If anyone has a chance to break this record it might be Peyton Manning. Manning only has six 400-yard games but is playing the best football of his career. The Colts also have a great receiving core led by Dallas Clark and Reggie Wayne.
If Manning stays healthy and continues to play at his best, he may pass Marino in three to five years.
Odds of breaking record: 30 percent
In 1930, Hack Wilson drove in 191 runs for the Chicago Cubs. Wilson's feat was remarkable and many had doubts that any player would ever come close.
Eighty years later, players are getting closer than ever. To have a chance at breaking it, a player must play for a winning team and have a lot of power.
Two players who fit the bill are Ryan Howard and Alex Rodriguez. Both have had 145+ RBI seasons, and they play for two of the best teams in baseball. If either one gets hot for a long period of time, they'll accumulate a lot of hits and RBIs.

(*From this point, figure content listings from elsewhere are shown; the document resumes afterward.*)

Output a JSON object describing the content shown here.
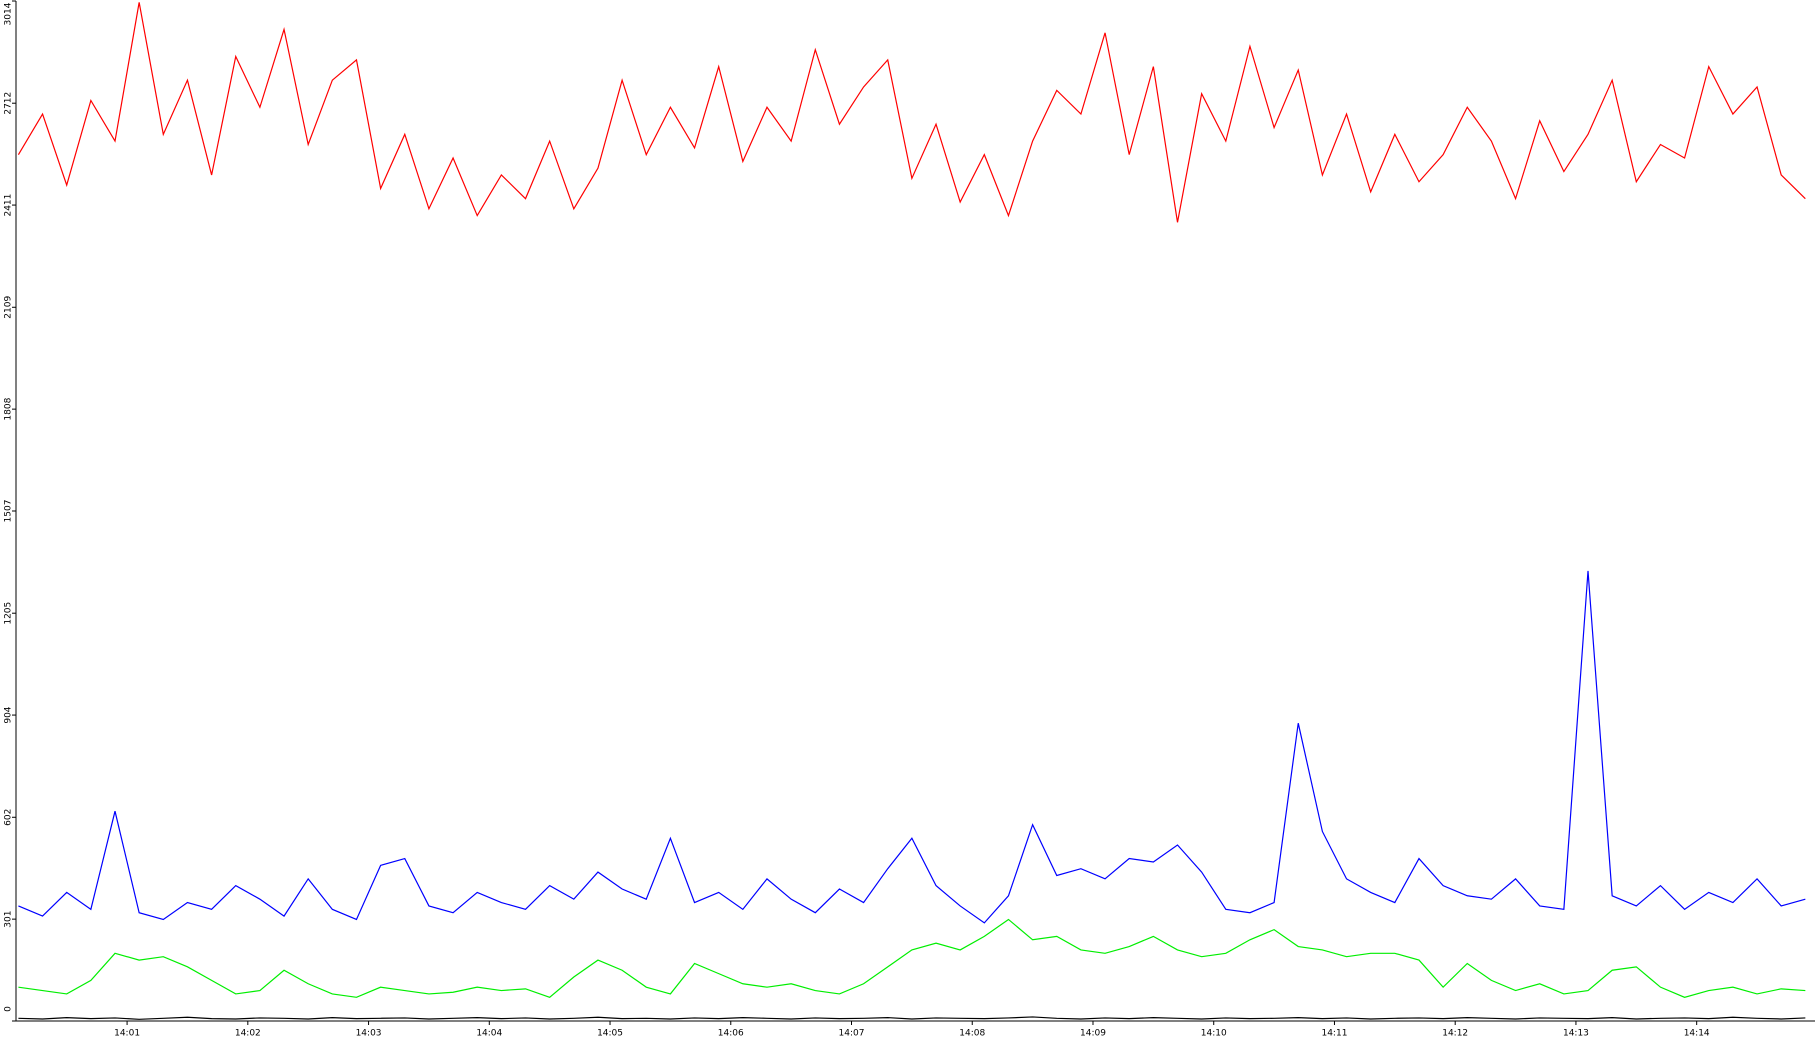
{
  "chart_data": {
    "type": "line",
    "x": [
      0.1,
      0.3,
      0.5,
      0.7,
      0.9,
      1.1,
      1.3,
      1.5,
      1.7,
      1.9,
      2.1,
      2.3,
      2.5,
      2.7,
      2.9,
      3.1,
      3.3,
      3.5,
      3.7,
      3.9,
      4.1,
      4.3,
      4.5,
      4.7,
      4.9,
      5.1,
      5.3,
      5.5,
      5.7,
      5.9,
      6.1,
      6.3,
      6.5,
      6.7,
      6.9,
      7.1,
      7.3,
      7.5,
      7.7,
      7.9,
      8.1,
      8.3,
      8.5,
      8.7,
      8.9,
      9.1,
      9.3,
      9.5,
      9.7,
      9.9,
      10.1,
      10.3,
      10.5,
      10.7,
      10.9,
      11.1,
      11.3,
      11.5,
      11.7,
      11.9,
      12.1,
      12.3,
      12.5,
      12.7,
      12.9,
      13.1,
      13.3,
      13.5,
      13.7,
      13.9,
      14.1,
      14.3,
      14.5,
      14.7,
      14.9
    ],
    "series": [
      {
        "color": "#ff0000",
        "values": [
          2560,
          2680,
          2470,
          2720,
          2600,
          3010,
          2620,
          2780,
          2500,
          2850,
          2700,
          2930,
          2590,
          2780,
          2840,
          2460,
          2620,
          2400,
          2550,
          2380,
          2500,
          2430,
          2600,
          2400,
          2520,
          2780,
          2560,
          2700,
          2580,
          2820,
          2540,
          2700,
          2600,
          2870,
          2650,
          2760,
          2840,
          2490,
          2650,
          2420,
          2560,
          2380,
          2600,
          2750,
          2680,
          2920,
          2560,
          2820,
          2360,
          2740,
          2600,
          2880,
          2640,
          2810,
          2500,
          2680,
          2450,
          2620,
          2480,
          2560,
          2700,
          2600,
          2430,
          2660,
          2510,
          2620,
          2780,
          2480,
          2590,
          2550,
          2820,
          2680,
          2760,
          2500,
          2430
        ]
      },
      {
        "color": "#0000ff",
        "values": [
          340,
          310,
          380,
          330,
          620,
          320,
          300,
          350,
          330,
          400,
          360,
          310,
          420,
          330,
          300,
          460,
          480,
          340,
          320,
          380,
          350,
          330,
          400,
          360,
          440,
          390,
          360,
          540,
          350,
          380,
          330,
          420,
          360,
          320,
          390,
          350,
          450,
          540,
          400,
          340,
          290,
          370,
          580,
          430,
          450,
          420,
          480,
          470,
          520,
          440,
          330,
          320,
          350,
          880,
          560,
          420,
          380,
          350,
          480,
          400,
          370,
          360,
          420,
          340,
          330,
          1330,
          370,
          340,
          400,
          330,
          380,
          350,
          420,
          340,
          360
        ]
      },
      {
        "color": "#00ee00",
        "values": [
          100,
          90,
          80,
          120,
          200,
          180,
          190,
          160,
          120,
          80,
          90,
          150,
          110,
          80,
          70,
          100,
          90,
          80,
          85,
          100,
          90,
          95,
          70,
          130,
          180,
          150,
          100,
          80,
          170,
          140,
          110,
          100,
          110,
          90,
          80,
          110,
          160,
          210,
          230,
          210,
          250,
          300,
          240,
          250,
          210,
          200,
          220,
          250,
          210,
          190,
          200,
          240,
          270,
          220,
          210,
          190,
          200,
          200,
          180,
          100,
          170,
          120,
          90,
          110,
          80,
          90,
          150,
          160,
          100,
          70,
          90,
          100,
          80,
          95,
          90
        ]
      },
      {
        "color": "#000000",
        "values": [
          8,
          6,
          10,
          7,
          9,
          5,
          8,
          11,
          7,
          6,
          9,
          8,
          6,
          10,
          7,
          8,
          9,
          6,
          8,
          10,
          7,
          9,
          6,
          8,
          11,
          7,
          8,
          6,
          9,
          7,
          10,
          8,
          6,
          9,
          7,
          8,
          10,
          6,
          9,
          8,
          7,
          9,
          12,
          8,
          6,
          9,
          7,
          10,
          8,
          6,
          9,
          7,
          8,
          10,
          7,
          9,
          6,
          8,
          9,
          7,
          10,
          8,
          6,
          9,
          8,
          7,
          10,
          6,
          8,
          9,
          7,
          11,
          8,
          6,
          9
        ]
      }
    ],
    "xlim": [
      0.08,
      14.98
    ],
    "xticks": [
      {
        "value": 1,
        "label": "14:01"
      },
      {
        "value": 2,
        "label": "14:02"
      },
      {
        "value": 3,
        "label": "14:03"
      },
      {
        "value": 4,
        "label": "14:04"
      },
      {
        "value": 5,
        "label": "14:05"
      },
      {
        "value": 6,
        "label": "14:06"
      },
      {
        "value": 7,
        "label": "14:07"
      },
      {
        "value": 8,
        "label": "14:08"
      },
      {
        "value": 9,
        "label": "14:09"
      },
      {
        "value": 10,
        "label": "14:10"
      },
      {
        "value": 11,
        "label": "14:11"
      },
      {
        "value": 12,
        "label": "14:12"
      },
      {
        "value": 13,
        "label": "14:13"
      },
      {
        "value": 14,
        "label": "14:14"
      }
    ],
    "ylim": [
      0,
      3014
    ],
    "yticks": [
      0,
      301,
      602,
      904,
      1205,
      1507,
      1808,
      2109,
      2411,
      2712,
      3014
    ],
    "grid": false
  }
}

I think Wilson will hold onto his record, but if players keep improving, there may be a new record holder 20 to 30 years down the line.
Odds of either breaking the record: Three percent
Currently, Reggie Miller holds the NBA Record for three-pointers made.
Throughout his career, Miller made 2,560 three-point shots and averaged approximately two three's a game.
Sitting at number two on the all-time list is Ray Allen. Allen is less than 125 three-point shots away from Miller (2,444) and has a great chance to be the new record holder.
Since Allen is so close to Miller, many people are probably wondering why I'm classifying this as a nearly impossible record.
Well, after Ray Allen, the next person on the list has less than 1,800 three-pointers made, a difference of well over 600.